Machine Learning (Theory)


Interesting Papers at NIPS 2006

Here are some papers that I found surprisingly interesting.

  1. Yoshua Bengio, Pascal Lamblin, Dan Popovici, Hugo Larochelle, Greedy Layer-wise Training of Deep Networks. Empirically investigates some of the design choices behind deep belief networks.
  2. Long Zhu, Yuanhao Chen, Alan Yuille Unsupervised Learning of a Probabilistic Grammar for Object Detection and Parsing. An unsupervised method for detecting objects using simple feature filters that works remarkably well on the (supervised) caltech-101 dataset.
  3. Shai Ben-David, John Blitzer, Koby Crammer, and Fernando Pereira, Analysis of Representations for Domain Adaptation. This is the first analysis I’ve seen of learning with respect to samples drawn differently from the evaluation distribution which depends on reasonable measurable quantities.

All of these papers turn out to have a common theme—the power of unlabeled data to do generically useful things.
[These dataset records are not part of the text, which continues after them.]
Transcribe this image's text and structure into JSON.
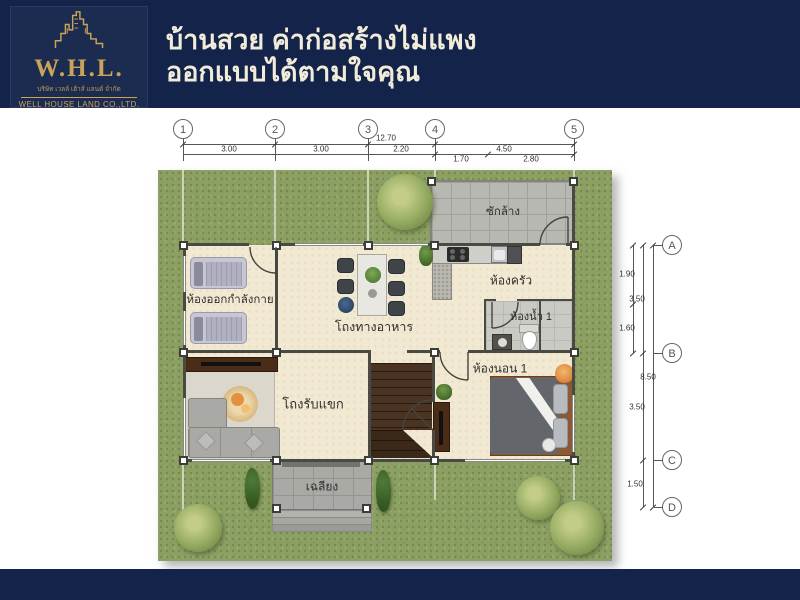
{
  "header": {
    "logo": {
      "abbr": "W.H.L.",
      "company_th": "บริษัท เวลล์ เฮ้าส์ แลนด์ จำกัด",
      "company_en": "WELL HOUSE LAND CO.,LTD.",
      "icon": "building-skyline-icon"
    },
    "title_line1": "บ้านสวย ค่าก่อสร้างไม่แพง",
    "title_line2": "ออกแบบได้ตามใจคุณ"
  },
  "floor_plan": {
    "grid": {
      "columns": [
        "1",
        "2",
        "3",
        "4",
        "5"
      ],
      "rows": [
        "A",
        "B",
        "C",
        "D"
      ]
    },
    "dimensions": {
      "top_spans": [
        "3.00",
        "3.00",
        "2.20",
        "4.50"
      ],
      "top_total": "12.70",
      "top_sub_spans": [
        "1.70",
        "2.80"
      ],
      "right_sub_spans": [
        "1.90",
        "1.60"
      ],
      "right_spans": [
        "3.50",
        "3.50",
        "1.50"
      ],
      "right_total": "8.50"
    },
    "rooms": [
      {
        "id": "laundry",
        "label": "ซักล้าง"
      },
      {
        "id": "kitchen",
        "label": "ห้องครัว"
      },
      {
        "id": "bathroom-1",
        "label": "ห้องน้ำ 1"
      },
      {
        "id": "bedroom-1",
        "label": "ห้องนอน 1"
      },
      {
        "id": "exercise-room",
        "label": "ห้องออกกำลังกาย"
      },
      {
        "id": "dining-hall",
        "label": "โถงทางอาหาร"
      },
      {
        "id": "living-hall",
        "label": "โถงรับแขก"
      },
      {
        "id": "porch",
        "label": "เฉลียง"
      }
    ],
    "colors": {
      "navy": "#14234a",
      "gold": "#c9a459",
      "cream_text": "#f1ecda",
      "grass": "#8ca064",
      "floor": "#f2e9d3",
      "tile_gray": "#b7b8b1"
    }
  }
}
5 Comments to “Interesting Papers at NIPS 2006”
  1. Anonymous says:

    Very useful post!

  2. Interesting! I mentioned two of your three papers in this blog post.

  3. Bill_Lang says:

    Useful information. Is it the trend of learning from unlabeld data of machine learning?

  4. Gordon Rios says:

    The first paper and it’s references are very interesting — my “hunch” is that auto-associative structures (“auto-encoders”) are necessary primitives for learning. Has anyone experimented with using a nearest neighbor algorithm over the hidden unit activations of an auto-associative memory?

  5. anonymous says:

    It is good that Yuille’s almost exclusive collaborations with the Chinese is working out. So great is his China fetish that he will even work with students who have failed the qualifier (Long Zhu).